L'anomia

  • Introduzione

Introduzione

Il concetto di anomia (letteralmente, assenza di norme) è stato introdotto da Emile Durkheim nel 1893, nell'opera La divisione sociale del lavoro, per descrivere la situazione di disagio e profondo malessere che si verifica in una società qualora le norme sociali siano in conflitto, deboli o assenti. Già in Durkheim il termine presenta anche una dimensione soggettiva (Il suicidio, 1897): se da un lato l'anomia indica uno stato oggettivo connesso con un determinato contesto sociale, dall'altro lato essa si riferisce a una situazione psicologica di crisi, condizionata dal modo di essere del sistema sociale. In generale, dunque, il termine anomia connota uno stato di frustrazione e di mancanza di punti di riferimento e valori in cui possono trovarsi tanto gli individui quanto la società nel suo complesso. Ciò comporta una situazione di estrema gravità, sia per il soggetto, sia per la società, in cui viene a smarrirsi il legame tra individuo e collettività come conseguenza del venir meno degli elementi comuni, che consentivano l'unità del corpo sociale e del disorientamento dei singoli, che finiscono per trovarsi privi di qualsiasi orientamento e in balia dei propri stati soggettivi, con il conseguente disgregarsi del tessuto sociale.
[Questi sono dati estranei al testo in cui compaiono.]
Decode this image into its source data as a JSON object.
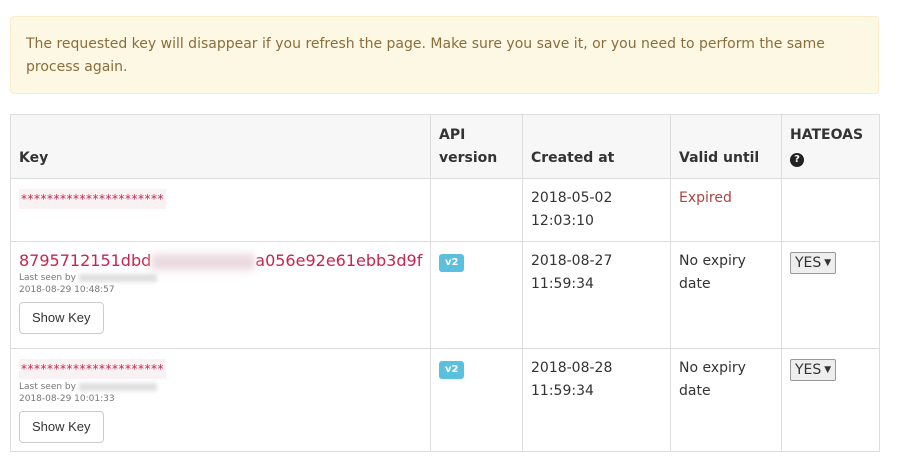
{
  "alert": {
    "text": "The requested key will disappear if you refresh the page. Make sure you save it, or you need to perform the same process again."
  },
  "table": {
    "headers": {
      "key": "Key",
      "api_version": "API version",
      "created_at": "Created at",
      "valid_until": "Valid until",
      "hateoas": "HATEOAS"
    },
    "rows": [
      {
        "key_masked": "**********************",
        "api_version": "",
        "created_date": "2018-05-02",
        "created_time": "12:03:10",
        "valid_until": "Expired"
      },
      {
        "key_start": "8795712151dbd",
        "key_end": "a056e92e61ebb3d9f",
        "last_seen_label": "Last seen by",
        "last_seen_time": "2018-08-29 10:48:57",
        "show_key_label": "Show Key",
        "api_version": "v2",
        "created_date": "2018-08-27",
        "created_time": "11:59:34",
        "valid_until_line1": "No expiry",
        "valid_until_line2": "date",
        "hateoas_value": "YES"
      },
      {
        "key_masked": "**********************",
        "last_seen_label": "Last seen by",
        "last_seen_time": "2018-08-29 10:01:33",
        "show_key_label": "Show Key",
        "api_version": "v2",
        "created_date": "2018-08-28",
        "created_time": "11:59:34",
        "valid_until_line1": "No expiry",
        "valid_until_line2": "date",
        "hateoas_value": "YES"
      }
    ]
  },
  "icons": {
    "help": "question-circle-icon",
    "dropdown": "caret-down-icon"
  },
  "colors": {
    "alert_bg": "#fcf8e3",
    "alert_text": "#8a6d3b",
    "key_text": "#c7254e",
    "badge_bg": "#5bc0de",
    "expired": "#a94442"
  }
}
Il fatto è che le norme sociali hanno una funzione di rilievo nel regolare la vita individuale: esse consentono infatti al singolo di sapere cosa gli altri si aspettano da lui, consentendogli, a sua volta, di formulare delle previsioni sul comportamento degli altri. Come vedremo nel paragrafo 6.6, già Durkheim, ma più recentemente Robert Merton, hanno elaborato una teoria secondo cui lo stato di anomia sarebbe una delle principali cause della devianza.